So we saw that Rust prevented us from silently corrupting our calculations. I tend to think that's enough reason to use a language for any data I care about. Let's see how it does at resolving the issue.
Live-coded. Github is here
We change counter
to be static
---shared program wide. We change the type to an AtomicUSize
. Atomic variables are typically implemented by the CPU, and have a very low overhead to use. They also guaranty that you won't run into concurrency issues. You can specify an order of operations; in this case, we're going to use the basic std::sync::atomic::Ordering::Relaxed
. We don't need anything fancier.
use std::sync::atomic::AtomicUsize;
fn is_prime(n: u32) -> bool {
(2 ..= n/2).all(|i| n % i != 0 )
}
fn main() {
const MAX: u32 = 200_000;
static COUNTER: AtomicUsize = AtomicUsize::new(0);
let t1 = std::thread::spawn(|| {
COUNTER.fetch_add(
(2 .. MAX/2).filter(|n| is_prime(*n)).count(),
std::sync::atomic::Ordering::Relaxed
);
});
let t2 = std::thread::spawn(|| {
COUNTER.fetch_add(
(MAX/2 .. MAX).filter(|n| is_prime(*n)).count(),
std::sync::atomic::Ordering::Relaxed
);
});
t1.join();
t2.join();
println!("Found {} prime numbers in the range 2..{MAX}", COUNTER.load(std::sync::atomic::Ordering::Relaxed));
}
Run the program cargo run --release
a few times. Each time you get the same answer:
Found 17984 prime numbers in the range 2..200000
Let's add a timer to see how using 2 threads instead of one helped:
use std::sync::atomic::AtomicUsize;
fn is_prime(n: u32) -> bool {
(2 ..= n/2).all(|i| n % i != 0 )
}
fn main() {
const MAX: u32 = 200_000;
static COUNTER: AtomicUsize = AtomicUsize::new(0);
let now = std::time::Instant::now();
let t1 = std::thread::spawn(|| {
COUNTER.fetch_add(
(2 .. MAX/2).filter(|n| is_prime(*n)).count(),
std::sync::atomic::Ordering::Relaxed
);
});
let t2 = std::thread::spawn(|| {
COUNTER.fetch_add(
(MAX/2 .. MAX).filter(|n| is_prime(*n)).count(),
std::sync::atomic::Ordering::Relaxed
);
});
t1.join();
t2.join();
let duration = now.elapsed();
println!("Found {} prime numbers in the range 2..{MAX}", COUNTER.load(std::sync::atomic::Ordering::Relaxed));
println!("Execution took {} seconds", duration.as_secs_f32());
}
The output shows:
Execution took 0.7973312 seconds
Compared with 1.086 seconds in the first version, we've sped things up. Not quite by a linear amount, but better.

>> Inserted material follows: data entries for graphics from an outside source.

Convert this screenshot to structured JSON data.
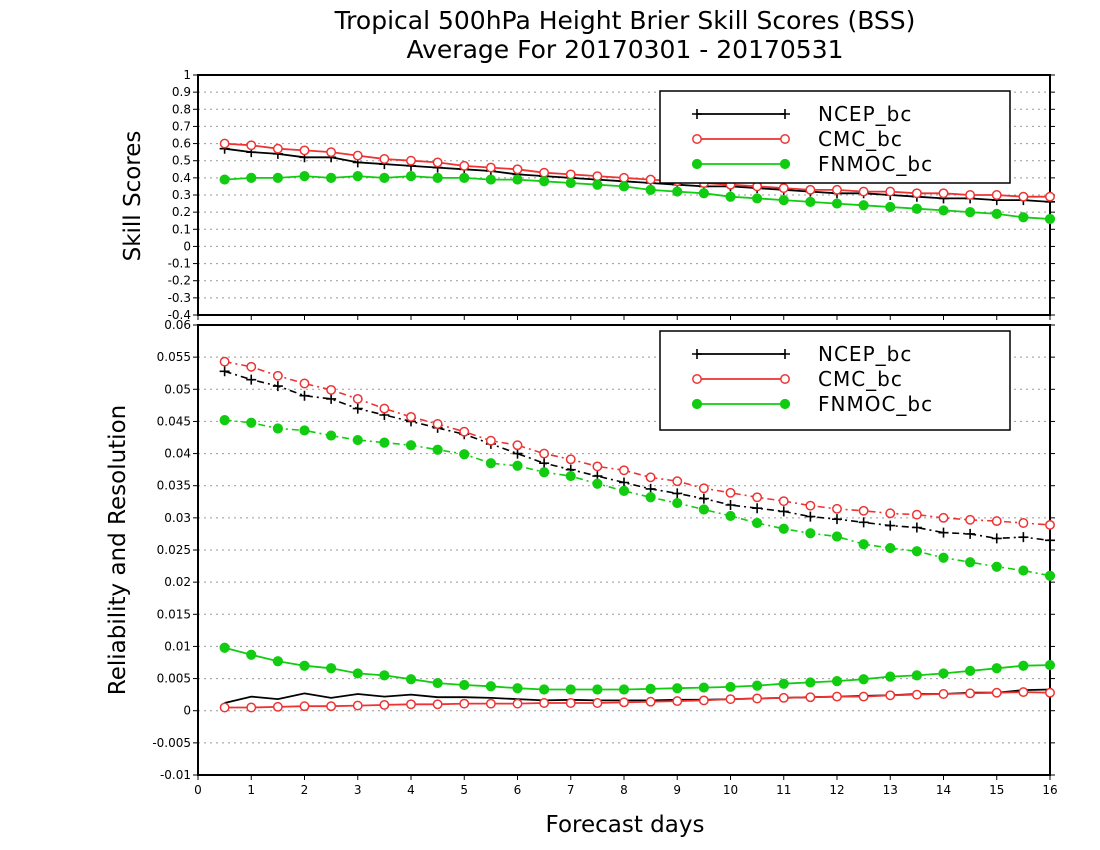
{
  "title_line1": "Tropical 500hPa Height Brier Skill Scores (BSS)",
  "title_line2": "Average For 20170301 - 20170531",
  "xlabel": "Forecast days",
  "legend_entries": [
    "NCEP_bc",
    "CMC_bc",
    "FNMOC_bc"
  ],
  "colors": {
    "NCEP_bc": "#000000",
    "CMC_bc": "#ee3333",
    "FNMOC_bc": "#11cc11"
  },
  "chart_data": [
    {
      "type": "line",
      "ylabel": "Skill Scores",
      "xlim": [
        0,
        16
      ],
      "ylim": [
        -0.4,
        1
      ],
      "xticks": [
        0,
        1,
        2,
        3,
        4,
        5,
        6,
        7,
        8,
        9,
        10,
        11,
        12,
        13,
        14,
        15,
        16
      ],
      "yticks": [
        -0.4,
        -0.3,
        -0.2,
        -0.1,
        0,
        0.1,
        0.2,
        0.3,
        0.4,
        0.5,
        0.6,
        0.7,
        0.8,
        0.9,
        1
      ],
      "ytick_labels": [
        "-0.4",
        "-0.3",
        "-0.2",
        "-0.1",
        "0",
        "0.1",
        "0.2",
        "0.3",
        "0.4",
        "0.5",
        "0.6",
        "0.7",
        "0.8",
        "0.9",
        "1"
      ],
      "grid": true,
      "legend_position": "top-right",
      "x": [
        0.5,
        1,
        1.5,
        2,
        2.5,
        3,
        3.5,
        4,
        4.5,
        5,
        5.5,
        6,
        6.5,
        7,
        7.5,
        8,
        8.5,
        9,
        9.5,
        10,
        10.5,
        11,
        11.5,
        12,
        12.5,
        13,
        13.5,
        14,
        14.5,
        15,
        15.5,
        16
      ],
      "series": [
        {
          "name": "NCEP_bc",
          "marker": "plus",
          "linestyle": "solid",
          "values": [
            0.57,
            0.55,
            0.54,
            0.52,
            0.52,
            0.49,
            0.48,
            0.47,
            0.46,
            0.45,
            0.44,
            0.42,
            0.41,
            0.4,
            0.39,
            0.38,
            0.37,
            0.36,
            0.35,
            0.35,
            0.34,
            0.33,
            0.32,
            0.31,
            0.31,
            0.3,
            0.29,
            0.28,
            0.28,
            0.27,
            0.27,
            0.26
          ]
        },
        {
          "name": "CMC_bc",
          "marker": "open-circle",
          "linestyle": "solid",
          "values": [
            0.6,
            0.59,
            0.57,
            0.56,
            0.55,
            0.53,
            0.51,
            0.5,
            0.49,
            0.47,
            0.46,
            0.45,
            0.43,
            0.42,
            0.41,
            0.4,
            0.39,
            0.38,
            0.37,
            0.36,
            0.35,
            0.34,
            0.33,
            0.33,
            0.32,
            0.32,
            0.31,
            0.31,
            0.3,
            0.3,
            0.29,
            0.29
          ]
        },
        {
          "name": "FNMOC_bc",
          "marker": "filled-circle",
          "linestyle": "solid",
          "values": [
            0.39,
            0.4,
            0.4,
            0.41,
            0.4,
            0.41,
            0.4,
            0.41,
            0.4,
            0.4,
            0.39,
            0.39,
            0.38,
            0.37,
            0.36,
            0.35,
            0.33,
            0.32,
            0.31,
            0.29,
            0.28,
            0.27,
            0.26,
            0.25,
            0.24,
            0.23,
            0.22,
            0.21,
            0.2,
            0.19,
            0.17,
            0.16
          ]
        }
      ]
    },
    {
      "type": "line",
      "ylabel": "Reliability and Resolution",
      "xlim": [
        0,
        16
      ],
      "ylim": [
        -0.01,
        0.06
      ],
      "xticks": [
        0,
        1,
        2,
        3,
        4,
        5,
        6,
        7,
        8,
        9,
        10,
        11,
        12,
        13,
        14,
        15,
        16
      ],
      "yticks": [
        -0.01,
        -0.005,
        0,
        0.005,
        0.01,
        0.015,
        0.02,
        0.025,
        0.03,
        0.035,
        0.04,
        0.045,
        0.05,
        0.055,
        0.06
      ],
      "ytick_labels": [
        "-0.01",
        "-0.005",
        "0",
        "0.005",
        "0.01",
        "0.015",
        "0.02",
        "0.025",
        "0.03",
        "0.035",
        "0.04",
        "0.045",
        "0.05",
        "0.055",
        "0.06"
      ],
      "grid": true,
      "legend_position": "top-right",
      "x": [
        0.5,
        1,
        1.5,
        2,
        2.5,
        3,
        3.5,
        4,
        4.5,
        5,
        5.5,
        6,
        6.5,
        7,
        7.5,
        8,
        8.5,
        9,
        9.5,
        10,
        10.5,
        11,
        11.5,
        12,
        12.5,
        13,
        13.5,
        14,
        14.5,
        15,
        15.5,
        16
      ],
      "series": [
        {
          "name": "NCEP_bc",
          "marker": "plus",
          "linestyle": "dash-dot",
          "values": [
            0.0528,
            0.0515,
            0.0505,
            0.049,
            0.0485,
            0.047,
            0.046,
            0.045,
            0.044,
            0.043,
            0.0415,
            0.04,
            0.0385,
            0.0375,
            0.0365,
            0.0355,
            0.0345,
            0.0338,
            0.033,
            0.032,
            0.0315,
            0.031,
            0.0302,
            0.0298,
            0.0293,
            0.0288,
            0.0285,
            0.0277,
            0.0275,
            0.0268,
            0.027,
            0.0265
          ]
        },
        {
          "name": "CMC_bc",
          "marker": "open-circle",
          "linestyle": "dash-dot",
          "values": [
            0.0543,
            0.0535,
            0.0521,
            0.0509,
            0.0499,
            0.0485,
            0.047,
            0.0457,
            0.0446,
            0.0434,
            0.042,
            0.0413,
            0.04,
            0.0391,
            0.038,
            0.0374,
            0.0363,
            0.0357,
            0.0346,
            0.0339,
            0.0332,
            0.0326,
            0.0319,
            0.0314,
            0.0311,
            0.0307,
            0.0305,
            0.03,
            0.0297,
            0.0295,
            0.0292,
            0.0289
          ]
        },
        {
          "name": "FNMOC_bc",
          "marker": "filled-circle",
          "linestyle": "dash-dot",
          "values": [
            0.0452,
            0.0448,
            0.0439,
            0.0436,
            0.0428,
            0.0421,
            0.0417,
            0.0413,
            0.0406,
            0.0399,
            0.0385,
            0.0381,
            0.0371,
            0.0365,
            0.0353,
            0.0342,
            0.0332,
            0.0323,
            0.0313,
            0.0303,
            0.0292,
            0.0283,
            0.0276,
            0.0271,
            0.0259,
            0.0253,
            0.0248,
            0.0238,
            0.0231,
            0.0224,
            0.0218,
            0.021
          ]
        },
        {
          "name": "NCEP_bc",
          "marker": "none",
          "linestyle": "solid",
          "values": [
            0.0012,
            0.0022,
            0.0018,
            0.0027,
            0.002,
            0.0026,
            0.0022,
            0.0025,
            0.0021,
            0.0021,
            0.002,
            0.0018,
            0.0016,
            0.0017,
            0.0016,
            0.0016,
            0.0016,
            0.0017,
            0.0017,
            0.0018,
            0.0019,
            0.002,
            0.0021,
            0.0022,
            0.0023,
            0.0024,
            0.0026,
            0.0026,
            0.0028,
            0.0028,
            0.0032,
            0.0033
          ]
        },
        {
          "name": "CMC_bc",
          "marker": "open-circle",
          "linestyle": "solid",
          "values": [
            0.0005,
            0.0005,
            0.0006,
            0.0007,
            0.0007,
            0.0008,
            0.0009,
            0.001,
            0.001,
            0.0011,
            0.0011,
            0.0011,
            0.0012,
            0.0012,
            0.0012,
            0.0013,
            0.0014,
            0.0015,
            0.0016,
            0.0018,
            0.0019,
            0.002,
            0.0021,
            0.0022,
            0.0022,
            0.0024,
            0.0025,
            0.0026,
            0.0027,
            0.0028,
            0.0029,
            0.0028
          ]
        },
        {
          "name": "FNMOC_bc",
          "marker": "filled-circle",
          "linestyle": "solid",
          "values": [
            0.0098,
            0.0087,
            0.0077,
            0.007,
            0.0066,
            0.0058,
            0.0055,
            0.0049,
            0.0043,
            0.004,
            0.0038,
            0.0035,
            0.0033,
            0.0033,
            0.0033,
            0.0033,
            0.0034,
            0.0035,
            0.0036,
            0.0037,
            0.0039,
            0.0042,
            0.0044,
            0.0046,
            0.0049,
            0.0053,
            0.0055,
            0.0058,
            0.0062,
            0.0066,
            0.007,
            0.0071
          ]
        }
      ]
    }
  ]
}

Still live-coding. This version is here
Let's transform our code to use lots of threads:
use std::sync::atomic::AtomicUsize;
fn is_prime(n: u32) -> bool {
(2 ..= n/2).all(|i| n % i != 0 )
}
fn main() {
const MAX: u32 = 200_000;
const N_THREADS: u32 = 8;
static COUNTER: AtomicUsize = AtomicUsize::new(0);
// Hold thread handles
let mut threads = Vec::with_capacity(N_THREADS as usize);
// Generate all the numbers we want to check
let group = MAX / N_THREADS;
let now = std::time::Instant::now();
for i in 0 .. N_THREADS {
let counter = i;
threads.push(std::thread::spawn(move || {
let range = u32::max(2, counter*group) .. (i+1)*group;
COUNTER.fetch_add(
range.filter(|n| is_prime(*n)).count(),
std::sync::atomic::Ordering::Relaxed
);
}));
}
for thread in threads {
let _ = thread.join();
}
let duration = now.elapsed();
println!("Found {} prime numbers in the range 2..{MAX}", COUNTER.load(std::sync::atomic::Ordering::Relaxed));
println!("Execution took {} seconds", duration.as_secs_f32());
}
- We've made a vector for thread handles.
- We calculate the group size.
- We count through
N_THREADS
and spawn a thread, using the counter to calculate a range.- Notice that we're using
u32::max
to ensure that we don't count 0..1
- Notice that we're using
- We join all the threads.
cargo run --release
now shows:
Found 17984 prime numbers in the range 2..200000
Execution took 0.272477 seconds
That's a good speed-up, at the expense of slightly messy code.